Saturday, July 24, 2010

George Dawes Green's Ravens (2009)

I saw Ravens in the staff recommendations section at Barnes & Noble.

I'd not heard of George Dawes Green but liked the three-sentence summary on the back: a Georgia family wins $318 million in the lottery and becomes the target of two dysfunctional drifters passing through town.

I like the book so far.  The writing style is easy and fun, with 1-3 page snippets from the points-of-view of the various characters.  It's written in a 2009 milieu: lots of references to the ways the internet has changed our lives and the dichotomy between the real connections of people in a small town and the virtual connections that just about anyone can make via current technology. 
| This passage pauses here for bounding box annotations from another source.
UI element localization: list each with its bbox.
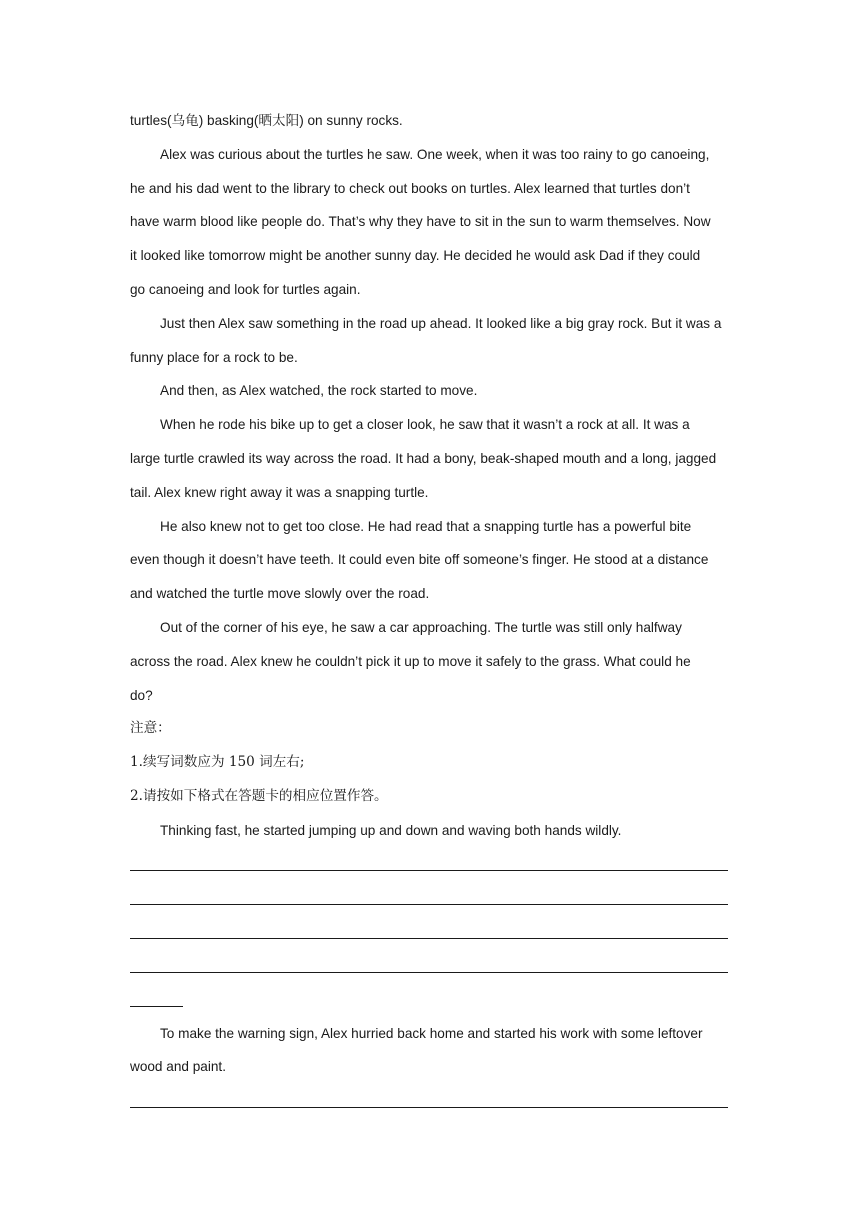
passage-line: Just then Alex saw something in the road up ahead. It looked like a big gray rock. But it was a xyxy=(160,315,722,331)
passage-line: have warm blood like people do. That’s why they have to sit in the sun to warm themselves. Now xyxy=(130,214,711,230)
passage xyxy=(130,104,728,712)
prompt-line: wood and paint. xyxy=(130,1059,226,1075)
passage-line: And then, as Alex watched, the rock started to move. xyxy=(160,383,478,399)
answer-area-1 xyxy=(130,848,728,1017)
notes-item: 2.请按如下格式在答题卡的相应位置作答。 xyxy=(130,787,388,804)
passage-line: go canoeing and look for turtles again. xyxy=(130,281,361,297)
passage-line: Out of the corner of his eye, he saw a car approaching. The turtle was still only halfway xyxy=(160,619,682,635)
answer-line-short xyxy=(130,983,728,1017)
answer-line xyxy=(130,915,728,949)
notes-item: 1.续写词数应为 150 词左右; xyxy=(130,754,305,771)
passage-line: and watched the turtle move slowly over the road. xyxy=(130,586,430,602)
passage-line: When he rode his bike up to get a closer look, he saw that it wasn’t a rock at all. It was a xyxy=(160,417,690,433)
notes-section xyxy=(130,712,728,813)
passage-line: he and his dad went to the library to check out books on turtles. Alex learned that turtles don’t xyxy=(130,180,690,196)
continuation-prompt-1: Thinking fast, he started jumping up and down and waving both hands wildly. xyxy=(160,822,622,838)
passage-line: it looked like tomorrow might be another sunny day. He decided he would ask Dad if they could xyxy=(130,248,701,264)
passage-line: even though it doesn’t have teeth. It could even bite off someone’s finger. He stood at a distance xyxy=(130,552,709,568)
passage-line: Alex was curious about the turtles he saw. One week, when it was too rainy to go canoeing, xyxy=(160,146,710,162)
answer-line xyxy=(130,1084,728,1118)
passage-line: across the road. Alex knew he couldn’t pick it up to move it safely to the grass. What could he xyxy=(130,653,691,669)
prompt-line: To make the warning sign, Alex hurried back home and started his work with some leftover xyxy=(160,1025,703,1041)
answer-line xyxy=(130,848,728,882)
notes-heading: 注意： xyxy=(130,720,171,737)
answer-line xyxy=(130,949,728,983)
passage-line: turtles(乌龟) basking(晒太阳) on sunny rocks. xyxy=(130,113,403,128)
continuation-prompt-2 xyxy=(130,1017,728,1085)
passage-line: large turtle crawled its way across the road. It had a bony, beak-shaped mouth and a long, jagged xyxy=(130,450,717,466)
passage-line: do? xyxy=(130,687,153,703)
document-page xyxy=(130,104,728,1118)
passage-line: tail. Alex knew right away it was a snapping turtle. xyxy=(130,484,429,500)
answer-area-2 xyxy=(130,1084,728,1118)
passage-line: funny place for a rock to be. xyxy=(130,349,298,365)
passage-line: He also knew not to get too close. He had read that a snapping turtle has a powerful bite xyxy=(160,518,692,534)
answer-line xyxy=(130,881,728,915)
The main characters are Mitch, Patsy, Tara and Jase Boatwright (the unwitting family) and Shaw and Romeo (the drifters).  Tara is best buds with her grandmother Nell, who strikes me as a bit too much of a cooky older lady caricature -- echoes of a Janet Evanovich character who is more annoying than funny.
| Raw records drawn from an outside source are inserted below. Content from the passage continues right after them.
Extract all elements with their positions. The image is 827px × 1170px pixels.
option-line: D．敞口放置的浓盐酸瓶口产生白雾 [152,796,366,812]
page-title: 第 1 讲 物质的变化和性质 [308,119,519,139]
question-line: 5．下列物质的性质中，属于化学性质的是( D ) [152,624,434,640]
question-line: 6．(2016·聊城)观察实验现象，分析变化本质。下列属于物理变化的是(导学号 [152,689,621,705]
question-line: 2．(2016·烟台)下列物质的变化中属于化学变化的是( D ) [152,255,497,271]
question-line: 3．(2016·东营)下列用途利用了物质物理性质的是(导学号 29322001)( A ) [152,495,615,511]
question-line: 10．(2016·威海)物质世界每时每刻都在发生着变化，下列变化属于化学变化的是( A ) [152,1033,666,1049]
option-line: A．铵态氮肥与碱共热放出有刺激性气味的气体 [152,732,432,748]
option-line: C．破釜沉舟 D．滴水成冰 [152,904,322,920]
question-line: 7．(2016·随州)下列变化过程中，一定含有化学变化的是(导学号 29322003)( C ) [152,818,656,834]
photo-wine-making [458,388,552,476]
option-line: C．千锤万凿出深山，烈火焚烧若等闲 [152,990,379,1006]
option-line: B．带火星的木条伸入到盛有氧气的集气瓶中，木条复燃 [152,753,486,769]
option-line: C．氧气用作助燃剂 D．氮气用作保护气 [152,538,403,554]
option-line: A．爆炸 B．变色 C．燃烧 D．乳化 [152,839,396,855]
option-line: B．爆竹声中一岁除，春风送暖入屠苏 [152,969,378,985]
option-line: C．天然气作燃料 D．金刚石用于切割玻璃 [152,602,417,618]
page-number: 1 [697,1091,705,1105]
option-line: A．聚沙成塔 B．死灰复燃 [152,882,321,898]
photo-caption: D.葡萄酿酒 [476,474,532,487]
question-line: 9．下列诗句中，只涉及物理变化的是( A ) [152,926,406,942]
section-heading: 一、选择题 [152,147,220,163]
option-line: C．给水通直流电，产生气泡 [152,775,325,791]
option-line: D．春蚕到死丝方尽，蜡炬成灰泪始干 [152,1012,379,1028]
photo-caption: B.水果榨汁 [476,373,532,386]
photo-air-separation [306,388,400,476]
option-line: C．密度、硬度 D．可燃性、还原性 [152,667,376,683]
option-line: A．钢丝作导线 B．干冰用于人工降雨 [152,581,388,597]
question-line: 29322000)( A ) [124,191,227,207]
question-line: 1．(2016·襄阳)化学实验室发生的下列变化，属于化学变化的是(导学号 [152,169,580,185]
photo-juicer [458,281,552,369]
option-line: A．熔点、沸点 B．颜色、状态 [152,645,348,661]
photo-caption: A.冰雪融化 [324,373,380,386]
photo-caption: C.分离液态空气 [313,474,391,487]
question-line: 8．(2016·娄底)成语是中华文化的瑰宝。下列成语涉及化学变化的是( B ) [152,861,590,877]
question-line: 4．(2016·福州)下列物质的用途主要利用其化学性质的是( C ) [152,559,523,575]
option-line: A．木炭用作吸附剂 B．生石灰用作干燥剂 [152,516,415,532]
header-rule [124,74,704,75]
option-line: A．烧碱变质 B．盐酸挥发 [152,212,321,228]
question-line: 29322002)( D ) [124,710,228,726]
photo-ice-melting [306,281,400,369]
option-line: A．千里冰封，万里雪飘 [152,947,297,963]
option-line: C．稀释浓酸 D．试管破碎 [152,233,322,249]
The setting is Brunswick, Georgia, and I am trying to remember if I've read any other novels set in Georgia.  Yes, I've got one: Tom Wolfe's A Man in Full, which as I recall takes place in suburban Atlanta and captures well the striving businessman culture of the 1990's.

The thought-experiment of how winning the lottery jackpot would change your life and outlook is a really fascinating one.  I guess that's why it is a plot device in a number of books and movies.  I wonder what I would do?